What? A holy war? There is video of Proud Boys praying to Jesus for the win prior to Wednesday’s assault on democracy. It cannot be. Allegedly, their behaviors are labeled as part of “Christian nativism.” What? What the hell is that? A good question, given that the U.S. has indeed been in hell since last week. 

What is going on? Um, no. What is really going on? 

Paul Krugman asserts that “This Putsch Was Decades in the Making,” despite the fact that “none of the rioters’ grievances had any basis in reality,” and “the rage is based on lies.” 

“What’s almost as striking as the fantasies of the rioters is how few leading Republicans have been willing, despite the violence and desecration, to tell the MAGA mob that their conspiracy theories are false. And the cynicism and cowardice of leading Republicans is, I would argue, the most important cause of the nightmare now enveloping our nation.” 

Now we’re getting somewhere. Cynicism—the notion that no one can ever act unselfishly. Pilot Chelsey Sullenberger anyone? Cowardice—lacking the bravery to stand for something. Mike Pence anyone? Are these two—cynicism and cowardice—what’s behind the mob last week? I don’t think so. Or, not entirely. There’s a deeper cause. 

Mr. Krugman again, “For a long time Republican elites imagined that they could exploit racism and conspiracy theorizing while remaining focused on a plutocratic agenda.

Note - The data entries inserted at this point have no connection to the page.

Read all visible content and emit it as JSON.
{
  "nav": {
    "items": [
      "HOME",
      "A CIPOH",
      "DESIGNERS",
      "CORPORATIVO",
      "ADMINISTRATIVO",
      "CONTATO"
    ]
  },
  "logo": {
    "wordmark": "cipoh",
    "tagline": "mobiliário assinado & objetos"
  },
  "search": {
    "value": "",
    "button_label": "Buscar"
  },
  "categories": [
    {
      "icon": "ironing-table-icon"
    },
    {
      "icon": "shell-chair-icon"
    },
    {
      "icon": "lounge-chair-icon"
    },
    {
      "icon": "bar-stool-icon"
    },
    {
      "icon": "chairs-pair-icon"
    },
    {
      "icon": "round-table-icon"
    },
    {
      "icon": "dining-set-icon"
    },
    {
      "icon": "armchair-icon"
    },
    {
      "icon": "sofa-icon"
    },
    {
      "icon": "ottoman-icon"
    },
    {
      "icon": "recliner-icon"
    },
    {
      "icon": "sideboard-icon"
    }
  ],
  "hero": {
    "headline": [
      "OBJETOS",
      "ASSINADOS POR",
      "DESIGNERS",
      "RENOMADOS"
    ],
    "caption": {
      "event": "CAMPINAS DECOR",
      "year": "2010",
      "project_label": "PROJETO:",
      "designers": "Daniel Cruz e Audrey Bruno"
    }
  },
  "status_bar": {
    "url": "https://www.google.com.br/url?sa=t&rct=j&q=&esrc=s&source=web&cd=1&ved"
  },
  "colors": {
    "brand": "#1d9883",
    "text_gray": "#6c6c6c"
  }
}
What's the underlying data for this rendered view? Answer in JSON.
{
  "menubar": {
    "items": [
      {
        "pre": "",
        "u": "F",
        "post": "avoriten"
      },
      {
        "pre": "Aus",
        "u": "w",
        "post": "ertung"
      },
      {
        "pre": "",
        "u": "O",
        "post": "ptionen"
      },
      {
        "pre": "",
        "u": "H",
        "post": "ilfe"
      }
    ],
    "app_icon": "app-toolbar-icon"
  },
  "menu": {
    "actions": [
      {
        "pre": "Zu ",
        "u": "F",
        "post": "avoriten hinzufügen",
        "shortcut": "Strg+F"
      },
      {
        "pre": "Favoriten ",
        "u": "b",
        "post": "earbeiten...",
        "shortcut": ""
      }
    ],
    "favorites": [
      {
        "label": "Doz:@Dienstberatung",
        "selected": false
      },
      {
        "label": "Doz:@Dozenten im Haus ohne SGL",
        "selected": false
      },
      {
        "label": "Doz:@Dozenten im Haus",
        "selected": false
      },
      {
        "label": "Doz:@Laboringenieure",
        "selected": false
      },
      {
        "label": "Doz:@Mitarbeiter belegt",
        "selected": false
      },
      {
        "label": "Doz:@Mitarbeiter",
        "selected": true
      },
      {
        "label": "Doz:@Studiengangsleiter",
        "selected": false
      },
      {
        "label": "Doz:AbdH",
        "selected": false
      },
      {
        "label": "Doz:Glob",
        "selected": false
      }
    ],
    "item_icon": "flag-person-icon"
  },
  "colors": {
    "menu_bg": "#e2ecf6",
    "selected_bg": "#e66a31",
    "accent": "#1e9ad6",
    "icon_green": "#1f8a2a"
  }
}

But with the rise first of the Tea Party, then of Donald Trump, the cynics found that the crazies were actually in control, and that they wanted to destroy democracy, not cut tax rates on capital gains.” 

And those in power have refused to challenge the unreal reality television show that is the fantasy known as TrumpWorld. On Thursday, a sign in Rome read, “Donald Trump, you are the shame of democracy.” Contributing Opinion writer Ivan Krastev posits, “Trump has made America a laughingstock.” 

Perhaps, from perspectives outside the U.S., but from within, no. Mr. Krastev again, “Americans will soon have a new president, but they won’t have a new country.” No, we won’t, Beloved. Not unless we insist that we make one. 

Republican strategist Liz Mair notes that “the remaining days in the presidency of Donald Trump number in the single digits.” They do, but I am in full agreement with the path that the insightful Jamelle Bouie outlines this morning as the only way to healing. He writes, “There is no way past this crisis—and yes, we are living through a crisis—except through it.” This is true for all crises, no matter how big or how small.  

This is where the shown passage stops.